The French government has extended the right to impose an increase in municipal taxes on second homes of up to 60 percent to thousands of municipalities that were previously exempt. A decision that will be made after the abolition of the tax for all residents who live permanently in their apartment. The municipalities to which the measure is aimed must announce their decision by October as to whether they want to make use of the opportunity granted or not.
The measure increases the number of affected municipalities from the current 1136 to 2263, emphasize British media, recalling that there are 86,000 owners of British second homes in France, out of a total of about 3.6 million second homes reviewed by the National Institute of Economic Studies and Statistics . Council tax could rise between 5 and 60% from next year.

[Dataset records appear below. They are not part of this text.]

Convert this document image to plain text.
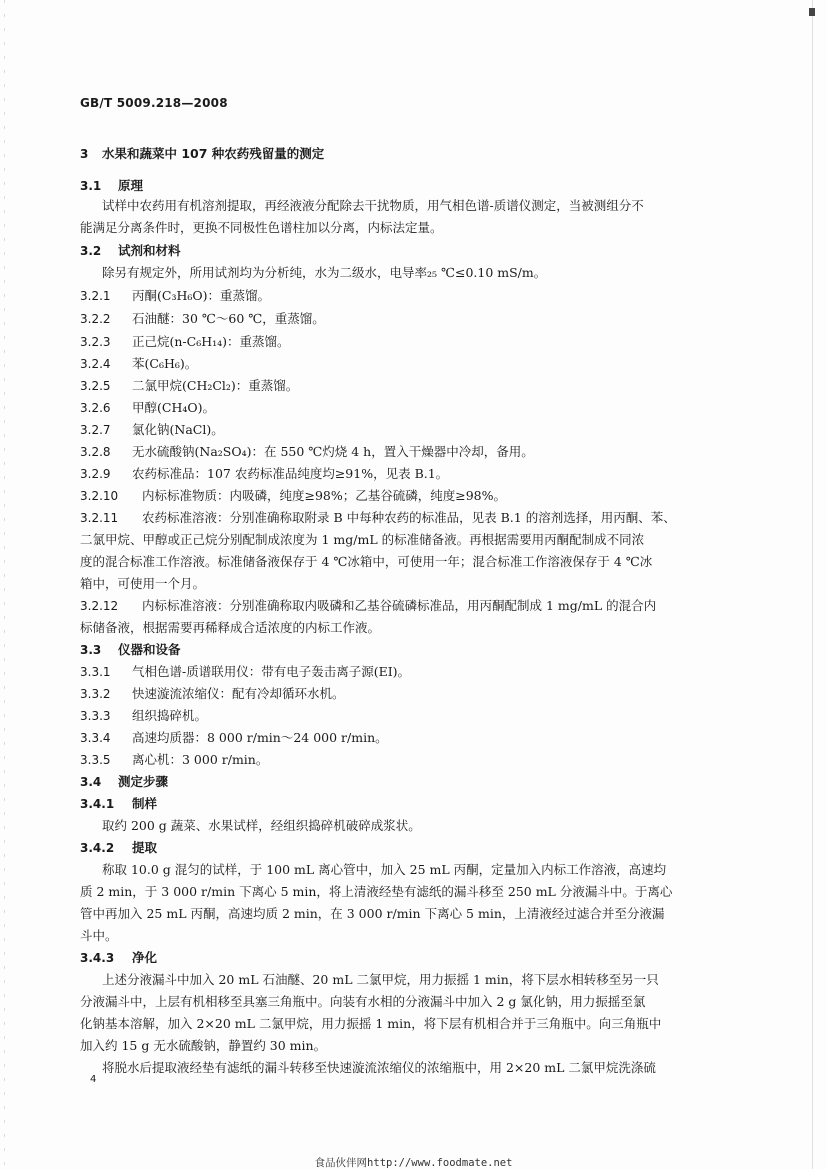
GB/T 5009.218—2008
3 水果和蔬菜中 107 种农药残留量的测定
3.1 原理
试样中农药用有机溶剂提取，再经液液分配除去干扰物质，用气相色谱-质谱仪测定，当被测组分不
能满足分离条件时，更换不同极性色谱柱加以分离，内标法定量。
3.2 试剂和材料
除另有规定外，所用试剂均为分析纯，水为二级水，电导率₂₅ ℃≤0.10 mS/m。
3.2.1 丙酮(C₃H₆O)：重蒸馏。
3.2.2 石油醚：30 ℃～60 ℃，重蒸馏。
3.2.3 正己烷(n-C₆H₁₄)：重蒸馏。
3.2.4 苯(C₆H₆)。
3.2.5 二氯甲烷(CH₂Cl₂)：重蒸馏。
3.2.6 甲醇(CH₄O)。
3.2.7 氯化钠(NaCl)。
3.2.8 无水硫酸钠(Na₂SO₄)：在 550 ℃灼烧 4 h，置入干燥器中冷却，备用。
3.2.9 农药标准品：107 农药标准品纯度均≥91%，见表 B.1。
3.2.10 内标标准物质：内吸磷，纯度≥98%；乙基谷硫磷，纯度≥98%。
3.2.11 农药标准溶液：分别准确称取附录 B 中每种农药的标准品，见表 B.1 的溶剂选择，用丙酮、苯、
二氯甲烷、甲醇或正己烷分别配制成浓度为 1 mg/mL 的标准储备液。再根据需要用丙酮配制成不同浓
度的混合标准工作溶液。标准储备液保存于 4 ℃冰箱中，可使用一年；混合标准工作溶液保存于 4 ℃冰
箱中，可使用一个月。
3.2.12 内标标准溶液：分别准确称取内吸磷和乙基谷硫磷标准品，用丙酮配制成 1 mg/mL 的混合内
标储备液，根据需要再稀释成合适浓度的内标工作液。
3.3 仪器和设备
3.3.1 气相色谱-质谱联用仪：带有电子轰击离子源(EI)。
3.3.2 快速漩流浓缩仪：配有冷却循环水机。
3.3.3 组织捣碎机。
3.3.4 高速均质器：8 000 r/min～24 000 r/min。
3.3.5 离心机：3 000 r/min。
3.4 测定步骤
3.4.1 制样
取约 200 g 蔬菜、水果试样，经组织捣碎机破碎成浆状。
3.4.2 提取
称取 10.0 g 混匀的试样，于 100 mL 离心管中，加入 25 mL 丙酮，定量加入内标工作溶液，高速均
质 2 min，于 3 000 r/min 下离心 5 min，将上清液经垫有滤纸的漏斗移至 250 mL 分液漏斗中。于离心
管中再加入 25 mL 丙酮，高速均质 2 min，在 3 000 r/min 下离心 5 min，上清液经过滤合并至分液漏
斗中。
3.4.3 净化
上述分液漏斗中加入 20 mL 石油醚、20 mL 二氯甲烷，用力振摇 1 min，将下层水相转移至另一只
分液漏斗中，上层有机相移至具塞三角瓶中。向装有水相的分液漏斗中加入 2 g 氯化钠，用力振摇至氯
化钠基本溶解，加入 2×20 mL 二氯甲烷，用力振摇 1 min，将下层有机相合并于三角瓶中。向三角瓶中
加入约 15 g 无水硫酸钠，静置约 30 min。
将脱水后提取液经垫有滤纸的漏斗转移至快速漩流浓缩仪的浓缩瓶中，用 2×20 mL 二氯甲烷洗涤硫
4
食品伙伴网http://www.foodmate.net
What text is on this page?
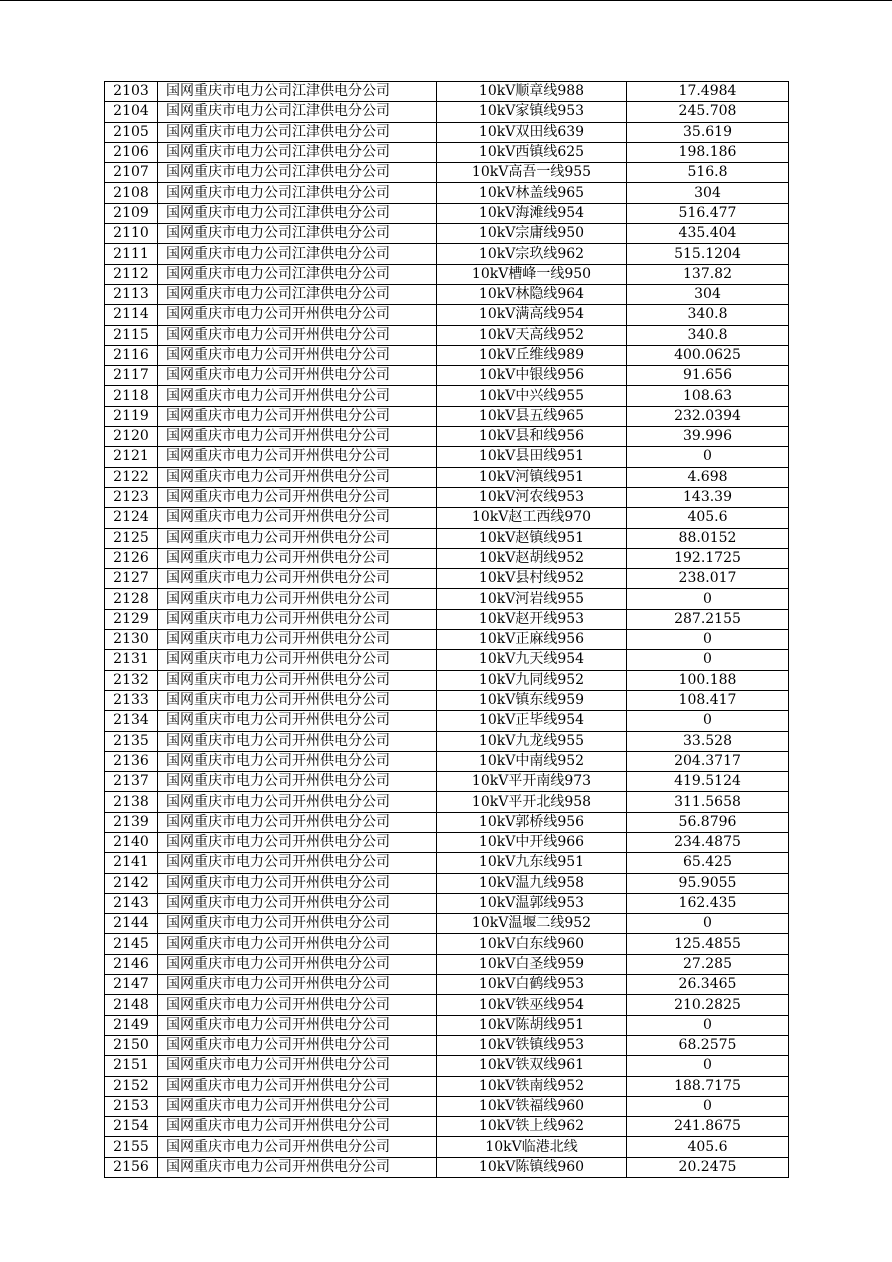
2103	国网重庆市电力公司江津供电分公司	10kV顺章线988	17.4984
2104	国网重庆市电力公司江津供电分公司	10kV家镇线953	245.708
2105	国网重庆市电力公司江津供电分公司	10kV双田线639	35.619
2106	国网重庆市电力公司江津供电分公司	10kV西镇线625	198.186
2107	国网重庆市电力公司江津供电分公司	10kV高吾一线955	516.8
2108	国网重庆市电力公司江津供电分公司	10kV林盖线965	304
2109	国网重庆市电力公司江津供电分公司	10kV海滩线954	516.477
2110	国网重庆市电力公司江津供电分公司	10kV宗庸线950	435.404
2111	国网重庆市电力公司江津供电分公司	10kV宗玖线962	515.1204
2112	国网重庆市电力公司江津供电分公司	10kV槽峰一线950	137.82
2113	国网重庆市电力公司江津供电分公司	10kV林隐线964	304
2114	国网重庆市电力公司开州供电分公司	10kV满高线954	340.8
2115	国网重庆市电力公司开州供电分公司	10kV天高线952	340.8
2116	国网重庆市电力公司开州供电分公司	10kV丘维线989	400.0625
2117	国网重庆市电力公司开州供电分公司	10kV中银线956	91.656
2118	国网重庆市电力公司开州供电分公司	10kV中兴线955	108.63
2119	国网重庆市电力公司开州供电分公司	10kV县五线965	232.0394
2120	国网重庆市电力公司开州供电分公司	10kV县和线956	39.996
2121	国网重庆市电力公司开州供电分公司	10kV县田线951	0
2122	国网重庆市电力公司开州供电分公司	10kV河镇线951	4.698
2123	国网重庆市电力公司开州供电分公司	10kV河农线953	143.39
2124	国网重庆市电力公司开州供电分公司	10kV赵工西线970	405.6
2125	国网重庆市电力公司开州供电分公司	10kV赵镇线951	88.0152
2126	国网重庆市电力公司开州供电分公司	10kV赵胡线952	192.1725
2127	国网重庆市电力公司开州供电分公司	10kV县村线952	238.017
2128	国网重庆市电力公司开州供电分公司	10kV河岩线955	0
2129	国网重庆市电力公司开州供电分公司	10kV赵开线953	287.2155
2130	国网重庆市电力公司开州供电分公司	10kV正麻线956	0
2131	国网重庆市电力公司开州供电分公司	10kV九天线954	0
2132	国网重庆市电力公司开州供电分公司	10kV九同线952	100.188
2133	国网重庆市电力公司开州供电分公司	10kV镇东线959	108.417
2134	国网重庆市电力公司开州供电分公司	10kV正毕线954	0
2135	国网重庆市电力公司开州供电分公司	10kV九龙线955	33.528
2136	国网重庆市电力公司开州供电分公司	10kV中南线952	204.3717
2137	国网重庆市电力公司开州供电分公司	10kV平开南线973	419.5124
2138	国网重庆市电力公司开州供电分公司	10kV平开北线958	311.5658
2139	国网重庆市电力公司开州供电分公司	10kV郭桥线956	56.8796
2140	国网重庆市电力公司开州供电分公司	10kV中开线966	234.4875
2141	国网重庆市电力公司开州供电分公司	10kV九东线951	65.425
2142	国网重庆市电力公司开州供电分公司	10kV温九线958	95.9055
2143	国网重庆市电力公司开州供电分公司	10kV温郭线953	162.435
2144	国网重庆市电力公司开州供电分公司	10kV温堰二线952	0
2145	国网重庆市电力公司开州供电分公司	10kV白东线960	125.4855
2146	国网重庆市电力公司开州供电分公司	10kV白圣线959	27.285
2147	国网重庆市电力公司开州供电分公司	10kV白鹤线953	26.3465
2148	国网重庆市电力公司开州供电分公司	10kV铁巫线954	210.2825
2149	国网重庆市电力公司开州供电分公司	10kV陈胡线951	0
2150	国网重庆市电力公司开州供电分公司	10kV铁镇线953	68.2575
2151	国网重庆市电力公司开州供电分公司	10kV铁双线961	0
2152	国网重庆市电力公司开州供电分公司	10kV铁南线952	188.7175
2153	国网重庆市电力公司开州供电分公司	10kV铁福线960	0
2154	国网重庆市电力公司开州供电分公司	10kV铁上线962	241.8675
2155	国网重庆市电力公司开州供电分公司	10kV临港北线	405.6
2156	国网重庆市电力公司开州供电分公司	10kV陈镇线960	20.2475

The Macron government chose the new areas based on where it believes there is a “significant imbalance” between housing supply and demand. Earlier this year, the president ordered every homeowner to notify the government if they own a second home. Anyone who failed to meet the deadline was fined 150 euros. What is happening in France – some analysts quoted by the British media comment – reflects the increase in British local authorities’ taxes on second homes in order to free up apartments for locals.
France, explains Jason Porter of Blevins Franks, “has introduced radical changes to its property tax system aimed at making owners of empty, unfurnished houses and second homes pay new or additional taxes, particularly in areas where the government “sees a significant imbalance between supply and demand, which often affects areas considered “touristy.”